For Angie it has been difficult to watch how events have unfolded for her former friend. "My heart breaks for her because I don't wish this on anyone - at the same time I wish I could shake her," she added.
Marten's first job after leaving university was as a researcher at the Al Jazeera news channel, where she tried to make a documentary about TB Joshua's megachurch - a project she mentioned in messages sent to Angie in early 2013.
"I really want this film to give an understanding to viewers of how cults work, and the very subtle manipulation that happens, so subtle that you can't even notice it," Marten wrote.
She said Joshua's "hoodwinking of innocent people" must "come into the light".
Bisola Hephzibah Johnson, another former disciple, told the BBC she persuaded Marten not to return to Scoan in 2013 to carry out secret filming for her documentary, saying it would be too dangerous.

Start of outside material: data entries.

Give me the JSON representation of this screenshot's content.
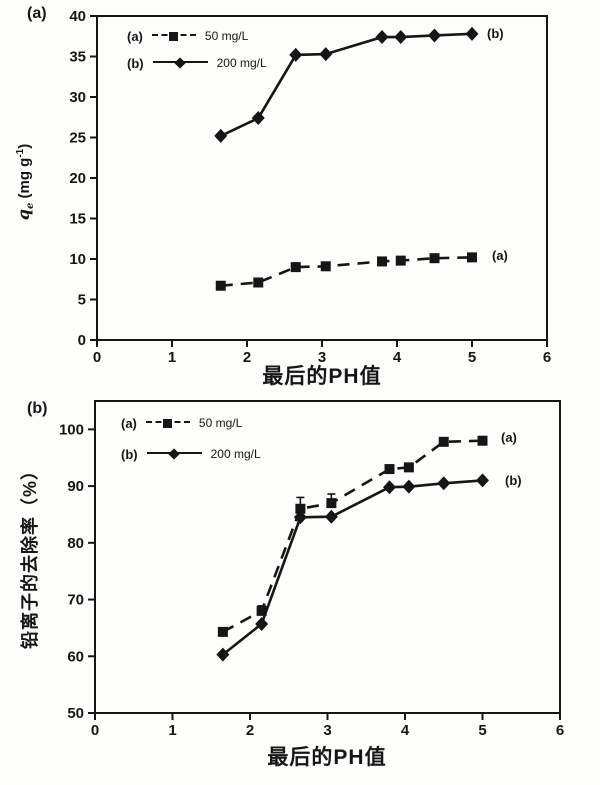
{
  "page": {
    "background": "#fdfdfc",
    "ink_color": "#161616"
  },
  "chart_data": [
    {
      "type": "line",
      "panel_label": "(a)",
      "color": "#161616",
      "xlabel": "最后的PH值",
      "ylabel_parts": {
        "sym": "q",
        "sub": "e",
        "units": " (mg g",
        "sup": "-1",
        "close": ")"
      },
      "xlim": [
        0,
        6
      ],
      "ylim": [
        0,
        40
      ],
      "x_ticks": [
        0,
        1,
        2,
        3,
        4,
        5,
        6
      ],
      "y_ticks": [
        0,
        5,
        10,
        15,
        20,
        25,
        30,
        35,
        40
      ],
      "grid": false,
      "legend_position": "upper-left-inside",
      "legend": [
        {
          "key": "(a)",
          "label": "50 mg/L",
          "marker": "square",
          "line": "dashed"
        },
        {
          "key": "(b)",
          "label": "200 mg/L",
          "marker": "diamond",
          "line": "solid"
        }
      ],
      "series": [
        {
          "name": "50 mg/L",
          "marker": "square",
          "line": "dashed",
          "end_label": "(a)",
          "x": [
            1.65,
            2.15,
            2.65,
            3.05,
            3.8,
            4.05,
            4.5,
            5.0
          ],
          "y": [
            6.7,
            7.1,
            9.0,
            9.1,
            9.7,
            9.8,
            10.1,
            10.2
          ]
        },
        {
          "name": "200 mg/L",
          "marker": "diamond",
          "line": "solid",
          "end_label": "(b)",
          "x": [
            1.65,
            2.15,
            2.65,
            3.05,
            3.8,
            4.05,
            4.5,
            5.0
          ],
          "y": [
            25.2,
            27.4,
            35.2,
            35.3,
            37.4,
            37.4,
            37.6,
            37.8
          ]
        }
      ]
    },
    {
      "type": "line",
      "panel_label": "(b)",
      "color": "#161616",
      "xlabel": "最后的PH值",
      "ylabel": "铅离子的去除率（%）",
      "xlim": [
        0,
        6
      ],
      "ylim": [
        50,
        105
      ],
      "x_ticks": [
        0,
        1,
        2,
        3,
        4,
        5,
        6
      ],
      "y_ticks": [
        50,
        60,
        70,
        80,
        90,
        100
      ],
      "grid": false,
      "legend_position": "upper-left-inside",
      "legend": [
        {
          "key": "(a)",
          "label": "50 mg/L",
          "marker": "square",
          "line": "dashed"
        },
        {
          "key": "(b)",
          "label": "200 mg/L",
          "marker": "diamond",
          "line": "solid"
        }
      ],
      "series": [
        {
          "name": "50 mg/L",
          "marker": "square",
          "line": "dashed",
          "end_label": "(a)",
          "x": [
            1.65,
            2.15,
            2.65,
            3.05,
            3.8,
            4.05,
            4.5,
            5.0
          ],
          "y": [
            64.3,
            68.0,
            86.0,
            87.0,
            93.0,
            93.3,
            97.8,
            98.0
          ],
          "yerr": [
            0,
            0.9,
            2.0,
            1.6,
            0,
            0,
            0,
            0
          ]
        },
        {
          "name": "200 mg/L",
          "marker": "diamond",
          "line": "solid",
          "end_label": "(b)",
          "x": [
            1.65,
            2.15,
            2.65,
            3.05,
            3.8,
            4.05,
            4.5,
            5.0
          ],
          "y": [
            60.3,
            65.7,
            84.5,
            84.6,
            89.8,
            89.9,
            90.5,
            91.0
          ]
        }
      ]
    }
  ]
}
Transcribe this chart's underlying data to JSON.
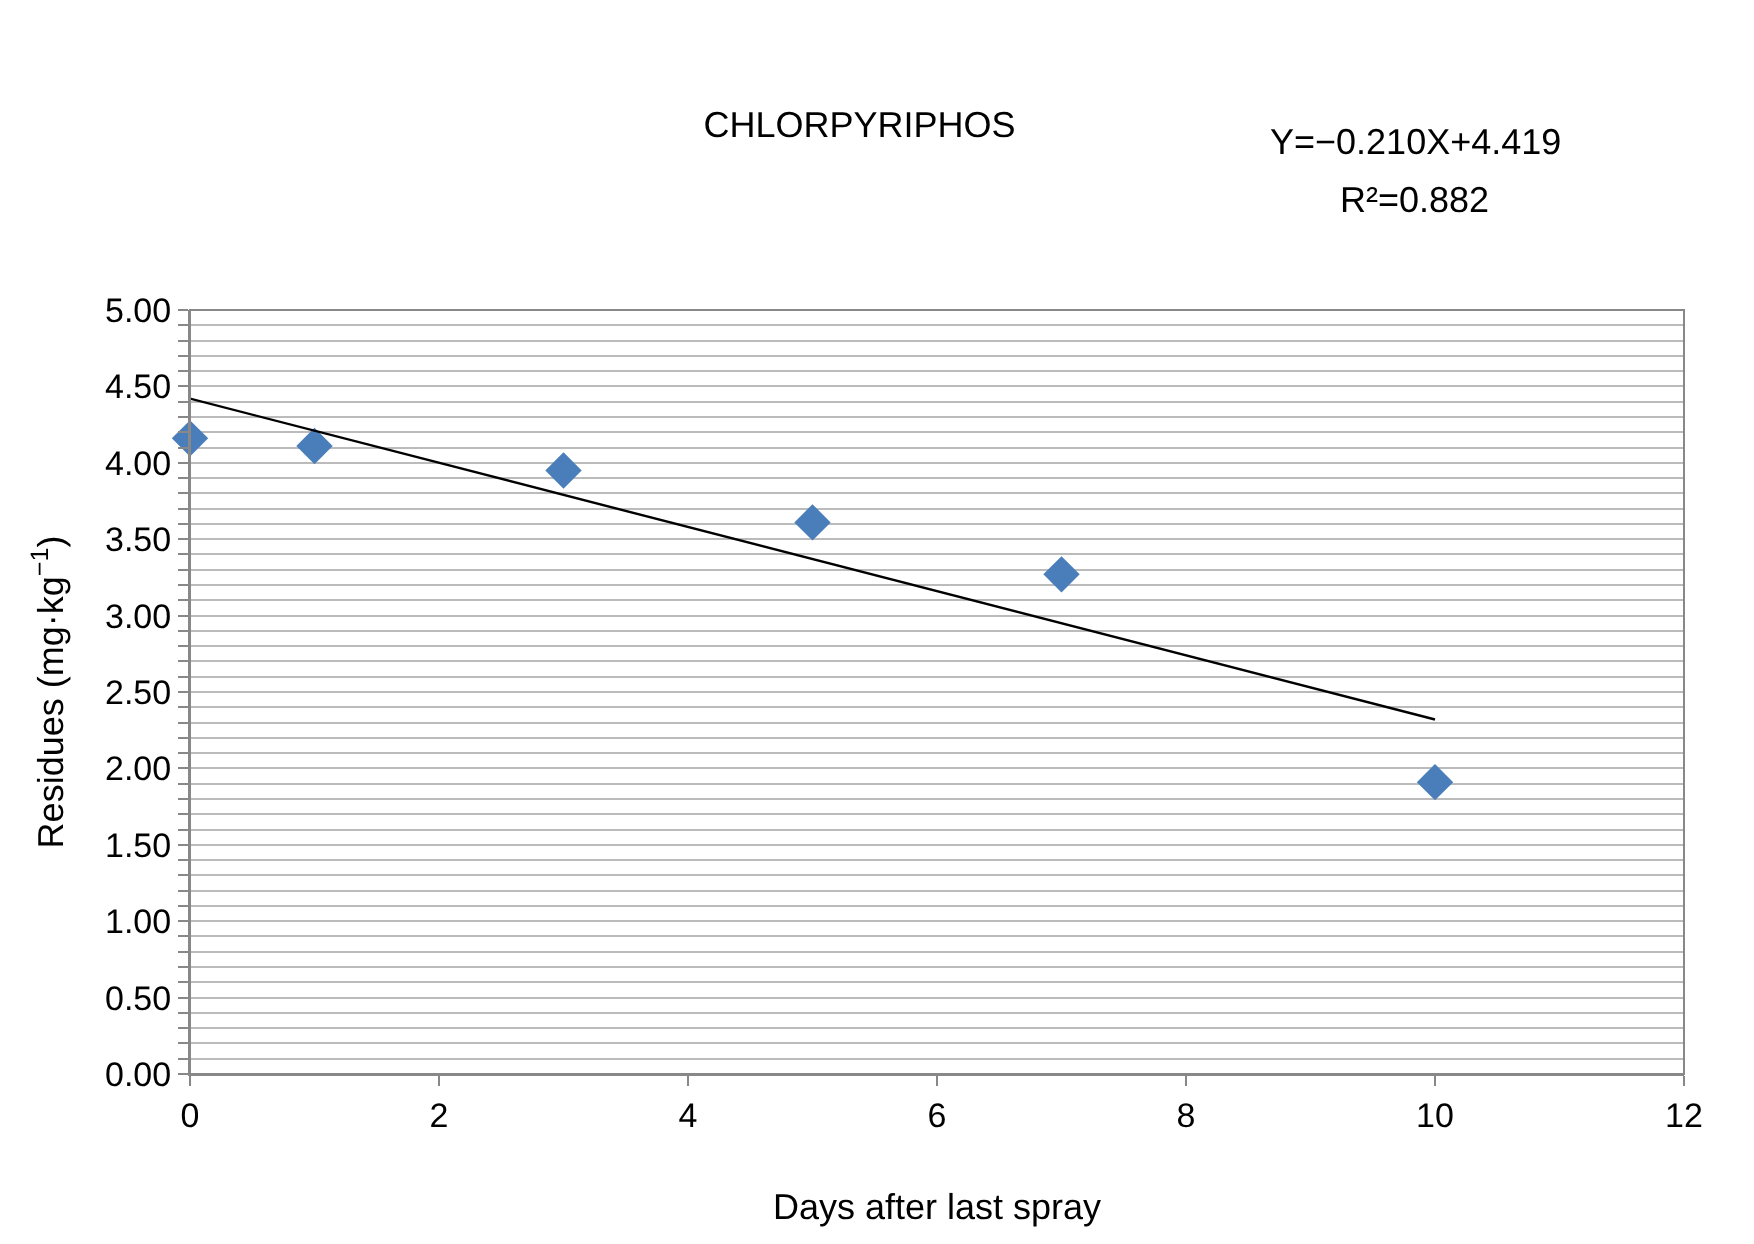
{
  "chart_data": {
    "type": "scatter",
    "title": "CHLORPYRIPHOS",
    "xlabel": "Days after last spray",
    "ylabel": "Residues (mg·kg$^{−1}$)",
    "annotations": [
      "Y=−0.210X+4.419",
      "R²=0.882"
    ],
    "series": [
      {
        "color": "#4a7ebb",
        "marker": "diamond",
        "x": [
          0,
          1,
          3,
          5,
          7,
          10
        ],
        "values": [
          4.16,
          4.11,
          3.95,
          3.61,
          3.27,
          1.91
        ]
      },
      {
        "type": "line",
        "color": "#000000",
        "marker": "none",
        "line_style": "solid",
        "x": [
          0,
          10
        ],
        "values": [
          4.42,
          2.32
        ]
      }
    ],
    "xlim": [
      0,
      12
    ],
    "xticks": [
      0,
      2,
      4,
      6,
      8,
      10,
      12
    ],
    "ylim": [
      0,
      5
    ],
    "yticks": [
      {
        "value": 0,
        "label": "0.00"
      },
      {
        "value": 0.1,
        "label": null
      },
      {
        "value": 0.2,
        "label": null
      },
      {
        "value": 0.3,
        "label": null
      },
      {
        "value": 0.4,
        "label": null
      },
      {
        "value": 0.5,
        "label": "0.50"
      },
      {
        "value": 0.6,
        "label": null
      },
      {
        "value": 0.7,
        "label": null
      },
      {
        "value": 0.8,
        "label": null
      },
      {
        "value": 0.9,
        "label": null
      },
      {
        "value": 1,
        "label": "1.00"
      },
      {
        "value": 1.1,
        "label": null
      },
      {
        "value": 1.2,
        "label": null
      },
      {
        "value": 1.3,
        "label": null
      },
      {
        "value": 1.4,
        "label": null
      },
      {
        "value": 1.5,
        "label": "1.50"
      },
      {
        "value": 1.6,
        "label": null
      },
      {
        "value": 1.7,
        "label": null
      },
      {
        "value": 1.8,
        "label": null
      },
      {
        "value": 1.9,
        "label": null
      },
      {
        "value": 2,
        "label": "2.00"
      },
      {
        "value": 2.1,
        "label": null
      },
      {
        "value": 2.2,
        "label": null
      },
      {
        "value": 2.3,
        "label": null
      },
      {
        "value": 2.4,
        "label": null
      },
      {
        "value": 2.5,
        "label": "2.50"
      },
      {
        "value": 2.6,
        "label": null
      },
      {
        "value": 2.7,
        "label": null
      },
      {
        "value": 2.8,
        "label": null
      },
      {
        "value": 2.9,
        "label": null
      },
      {
        "value": 3,
        "label": "3.00"
      },
      {
        "value": 3.1,
        "label": null
      },
      {
        "value": 3.2,
        "label": null
      },
      {
        "value": 3.3,
        "label": null
      },
      {
        "value": 3.4,
        "label": null
      },
      {
        "value": 3.5,
        "label": "3.50"
      },
      {
        "value": 3.6,
        "label": null
      },
      {
        "value": 3.7,
        "label": null
      },
      {
        "value": 3.8,
        "label": null
      },
      {
        "value": 3.9,
        "label": null
      },
      {
        "value": 4,
        "label": "4.00"
      },
      {
        "value": 4.1,
        "label": null
      },
      {
        "value": 4.2,
        "label": null
      },
      {
        "value": 4.3,
        "label": null
      },
      {
        "value": 4.4,
        "label": null
      },
      {
        "value": 4.5,
        "label": "4.50"
      },
      {
        "value": 4.6,
        "label": null
      },
      {
        "value": 4.7,
        "label": null
      },
      {
        "value": 4.8,
        "label": null
      },
      {
        "value": 4.9,
        "label": null
      },
      {
        "value": 5,
        "label": "5.00"
      }
    ],
    "grid": "y"
  }
}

She says everyone who spent time at Scoan has been deeply affected by their experiences there. "Some cannot until today co-ordinate their lives," she said.
The last message Angie received from Marten was in September 2014.
Marten and her husband Mark Gordon were found guilty of gross negligence manslaughter on Monday, following the death of their baby daughter, Victoria.
At an earlier trial, which ended last year, they were found guilty of child cruelty, concealing a birth of their daughter and perverting the course of justice.
That trial heard Marten and Gordon, 51, were "arrogant" and "selfish individuals" who were in a toxic relationship.
Their baby had been "neglected and exposed to dangerous conditions", the trial heard.
The BBC approached Constance Marten's mother, Virginie de Selliers, for comment but she did not respond.